Monday, July 3, 2017

Tomales Point Trail in Point Reyes: Elk, Sun, and Sand

The Fourth of July weekend was a great time to do a day trip outside my normal stomping grounds. My friend Alex was game for an adventure, so we decided to hit up the Tomales Point Trail in Point Reyes National Seashore. 

Hike Stats:
  • Distance: 9.5 miles 
  • Elevation gain: 1,223 feet
  • Moving time: 3:14
  • Elapsed time: 4:13 
  • Trailhead: 
According to this site, the hike is rated as  Challenging, but I'd rate it as Moderate. Though there were some hills, but I didn't find them particularly difficult or steep. That said, I do live in San Francisco, so my view on hills is likely skewed.

Why this hike was awesome:

Tomales Point
1. Non-stop ocean and bay views: This hike follows a narrow peninsula between Tomales Bay and the Pacific Ocean. This means you are surrounded by water for the entire route. The first part of the hike ends at Tomales Point, a great place to have a picnic lunch while soaking in the views.
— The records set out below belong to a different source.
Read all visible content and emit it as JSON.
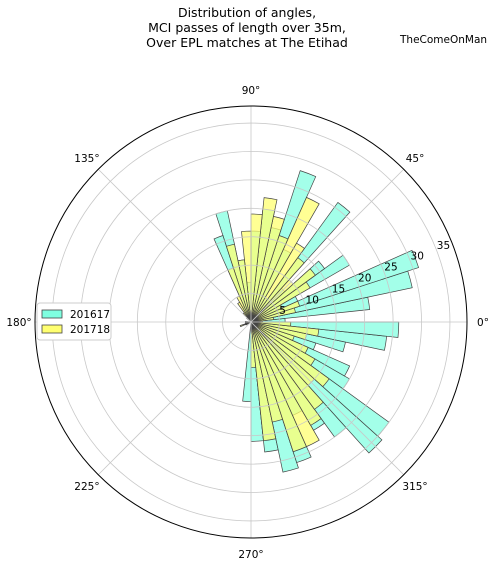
{
  "chart_data": {
    "type": "polar-histogram",
    "title_lines": [
      "Distribution of angles,",
      "MCI passes of length over 35m,",
      "Over EPL matches at The Etihad"
    ],
    "credit": "TheComeOnMan",
    "bin_width_deg": 6,
    "bin_start_deg": [
      0,
      6,
      12,
      18,
      24,
      30,
      36,
      42,
      48,
      54,
      60,
      66,
      72,
      78,
      84,
      90,
      96,
      102,
      108,
      114,
      120,
      126,
      132,
      138,
      144,
      150,
      156,
      162,
      168,
      174,
      180,
      186,
      192,
      198,
      204,
      210,
      216,
      222,
      228,
      234,
      240,
      246,
      252,
      258,
      264,
      270,
      276,
      282,
      288,
      294,
      300,
      306,
      312,
      318,
      324,
      330,
      336,
      342,
      348,
      354
    ],
    "angle_tick_labels": [
      "0°",
      "45°",
      "90°",
      "135°",
      "180°",
      "225°",
      "270°",
      "315°"
    ],
    "angle_tick_values": [
      0,
      45,
      90,
      135,
      180,
      225,
      270,
      315
    ],
    "radial_ticks": [
      5,
      10,
      15,
      20,
      25,
      30,
      35
    ],
    "radial_max": 38,
    "legend_location": "center-left",
    "colors": {
      "201617": "#7fffe0",
      "201718": "#ffff70",
      "edge": "#444444",
      "grid": "#c8c8c8"
    },
    "series": [
      {
        "name": "201617",
        "color": "#7fffe0",
        "values": [
          6,
          21,
          29,
          31,
          9,
          20,
          16,
          8,
          26,
          5,
          14,
          28,
          17,
          20,
          16,
          7,
          11,
          20,
          16,
          3,
          2,
          1,
          1,
          0,
          0,
          0,
          0,
          0,
          0,
          1,
          1,
          0,
          0,
          1,
          1,
          0,
          0,
          0,
          0,
          0,
          0,
          0,
          0,
          0,
          14,
          21,
          23,
          27,
          26,
          18,
          22,
          25,
          31,
          30,
          20,
          19,
          12,
          17,
          24,
          26
        ]
      },
      {
        "name": "201718",
        "color": "#ffff70",
        "values": [
          2,
          4,
          8,
          9,
          6,
          12,
          14,
          10,
          14,
          16,
          24,
          16,
          19,
          22,
          19,
          16,
          11,
          14,
          10,
          5,
          4,
          2,
          1,
          0,
          0,
          0,
          0,
          0,
          0,
          0,
          1,
          0,
          1,
          2,
          1,
          0,
          0,
          0,
          0,
          0,
          0,
          0,
          0,
          0,
          0,
          8,
          21,
          18,
          24,
          24,
          21,
          19,
          15,
          17,
          13,
          11,
          8,
          10,
          12,
          7
        ]
      }
    ]
  }
}
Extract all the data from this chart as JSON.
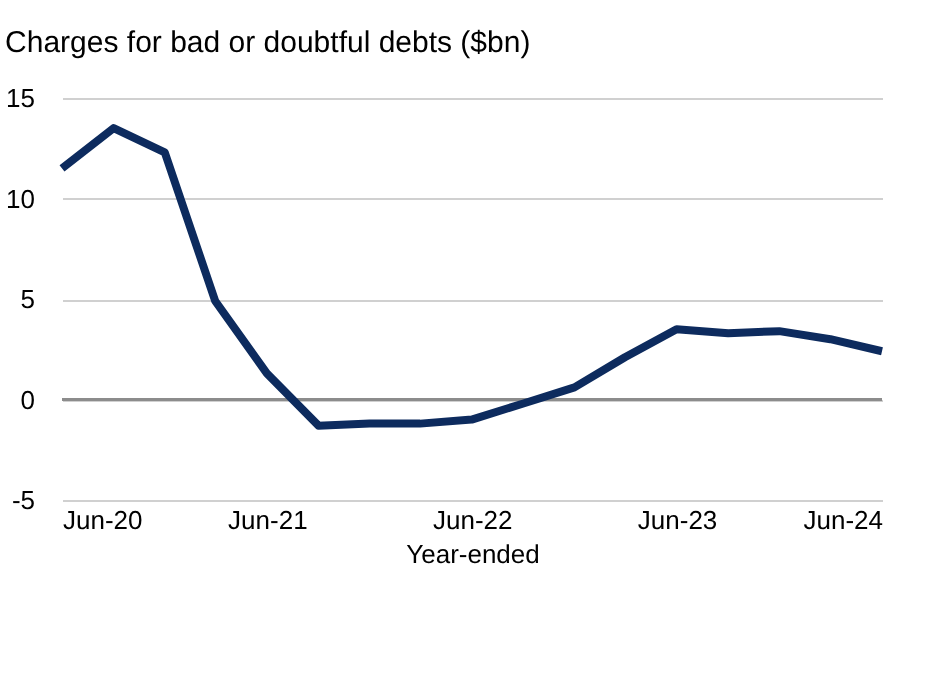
{
  "chart_data": {
    "type": "line",
    "title": "Charges for bad or doubtful debts ($bn)",
    "xlabel": "Year-ended",
    "x": [
      "2020-06",
      "2020-09",
      "2020-12",
      "2021-03",
      "2021-06",
      "2021-09",
      "2021-12",
      "2022-03",
      "2022-06",
      "2022-09",
      "2022-12",
      "2023-03",
      "2023-06",
      "2023-09",
      "2023-12",
      "2024-03",
      "2024-06"
    ],
    "series": [
      {
        "color": "#0d2b5e",
        "values": [
          11.5,
          13.5,
          12.3,
          4.9,
          1.3,
          -1.3,
          -1.2,
          -1.2,
          -1.0,
          -0.2,
          0.6,
          2.1,
          3.5,
          3.3,
          3.4,
          3.0,
          2.4
        ]
      }
    ],
    "xlim": [
      "2020-06",
      "2024-06"
    ],
    "xticks": [
      {
        "value": "2020-06",
        "label": "Jun-20"
      },
      {
        "value": "2021-06",
        "label": "Jun-21"
      },
      {
        "value": "2022-06",
        "label": "Jun-22"
      },
      {
        "value": "2023-06",
        "label": "Jun-23"
      },
      {
        "value": "2024-06",
        "label": "Jun-24"
      }
    ],
    "ylim": [
      -5,
      15
    ],
    "yticks": [
      -5,
      0,
      5,
      10,
      15
    ],
    "grid": "y",
    "marker": "none",
    "line_style": "solid",
    "ref_lines": [
      {
        "axis": "y",
        "value": 0,
        "color": "#8c8c8c"
      }
    ]
  }
}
2. Wildlife: The hike goes through a Tule elk preserve. I mean look at these guys! After speaking with a bunch of hikers, it seemed that people who hiked earlier in the day saw more elk than we did (we started at 11 am). The early hikers mentioned that the crowds that come later sometimes scare the elk away. We were lucky to hike at a time of year when there were many babies among the adult elk.

In addition to the elk, another hiker saw sea lions and I saw an adorable gopher.

Yellow bush lupine
3.  Wildflowers: There were a lot of lovely flowers including wild radish and yellow bush lupine and wild radish. While the rest of the trail was covered in dead grasses, the flowers added a lot of beauty. 

4. Easy to follow: I venture to say it's almost impossible to get lost on this trail. You find the trailhead by walking in a straight line from the parking lot, and there are zero turns on the trail. It was super easy to find our way into, out of , and around the area.

What could have been better:

I really enjoyed this hike, but if I could come up with a few minor critiques, they would be the following:

1. Crowds: There were a lot of people on this trail. I did do the hike on the Fourth of July weekend, so maybe that was my fault. :)

2. Out-and-back instead of a loop: I am a novelty seeker, so I prefer loop hikes that don't double back over repeat territory. But honestly, this out-and-back trip didn't bother me. I enjoyed it!

3. Walking in sand. From miles ~4-7, the trail is unmaintained. It's marked as such, so you know when you're getting to the unmaintained section. This wasn't a huge bother, but parts of the trail were very sandy and sand is not my favorite terrain. Still, not a big deal! You can just empty your shoes after the unmaintained section. And you can't really be surprised to see sand when you're walking on a narrow peninsula between two bodies of water

Overall assessment:
As an animal lover, I really enjoyed this hike. The elk sightings were a true highlight as were the ocean and bayside trails. The hike was also just hard enough to be satisfying, but not hard enough to be too tiring. I would definitely do this hike again as the elk sightings would be different every time. As long as the weather is good, this is a unique hike I'd bring out-of-town friends on, too.

View this trail on Relive:

Note: No restrooms at the start of the trail, so stop 5 miles before this trailhead at the Abbott's Point Lagoon trailhead.